Just when you think it can't any get deeper, it does.
I've always heard people say how the love grows, and I never believed it. Or understood it. It made me uncomfortable. How can you love something more than you already do?
Then I had a baby.
I loved her from the beginning. But I love her even more now.
And I'm learning. I'm learning how to be a mom. I'm learning how to fit this new role into my once selfish life. I'm learning how to be me while taking on the responsibilities of being a parent. I'm learning how to adjust to the changes it has brought and will forever bring into my life. I'm learning how to live with my mistakes.
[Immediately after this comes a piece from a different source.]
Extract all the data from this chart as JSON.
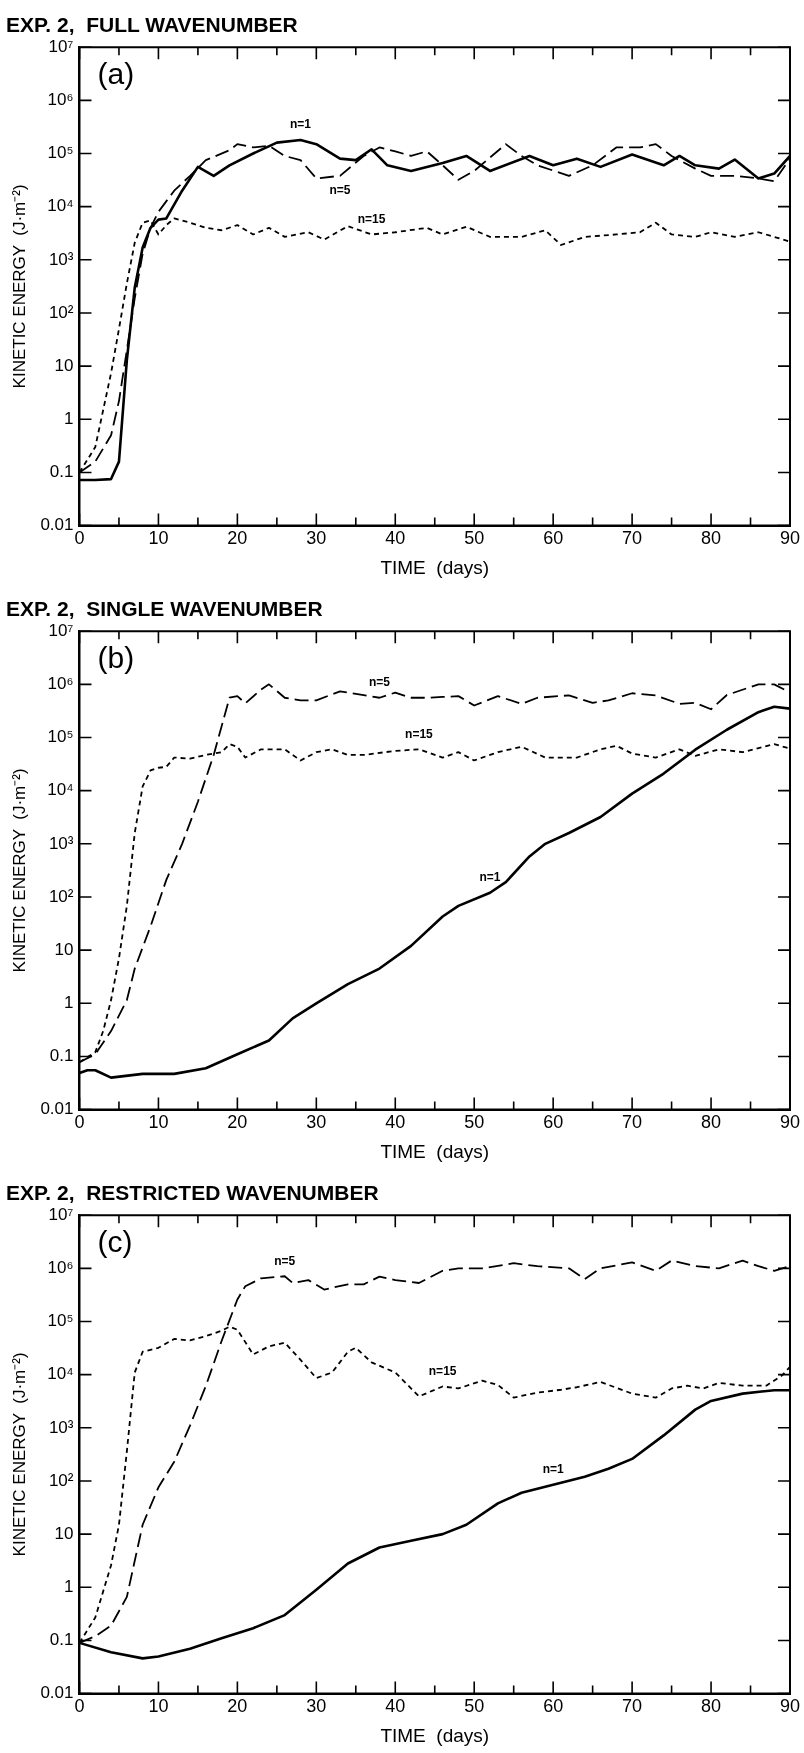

I'm learning how to listen to my instincts.
I've never had the desire to be a mom. It's never been something that I longed for or ever felt the urge to become.
Over the past few months I've heard phrases pop out of my mouth I never would've expected. Things like:
If I would've known how much I love being a mom, I would've started earlier.
I think that God knew how much I would love being a mom, and that's why I became pregnant so quickly after having Chloe. He knew what I wanted before I wanted it.
I am so fulfilled taking care of my daughter. I don't feel restless like I once did. I finally feel like I'm where I'm supposed to be.
Not that it's perfect all the time. Sometimes I need a break. Sometimes I don't enjoy it. And sometimes I have no idea what I'm doing. But I love it.
I love being a mom. Isn't it the best?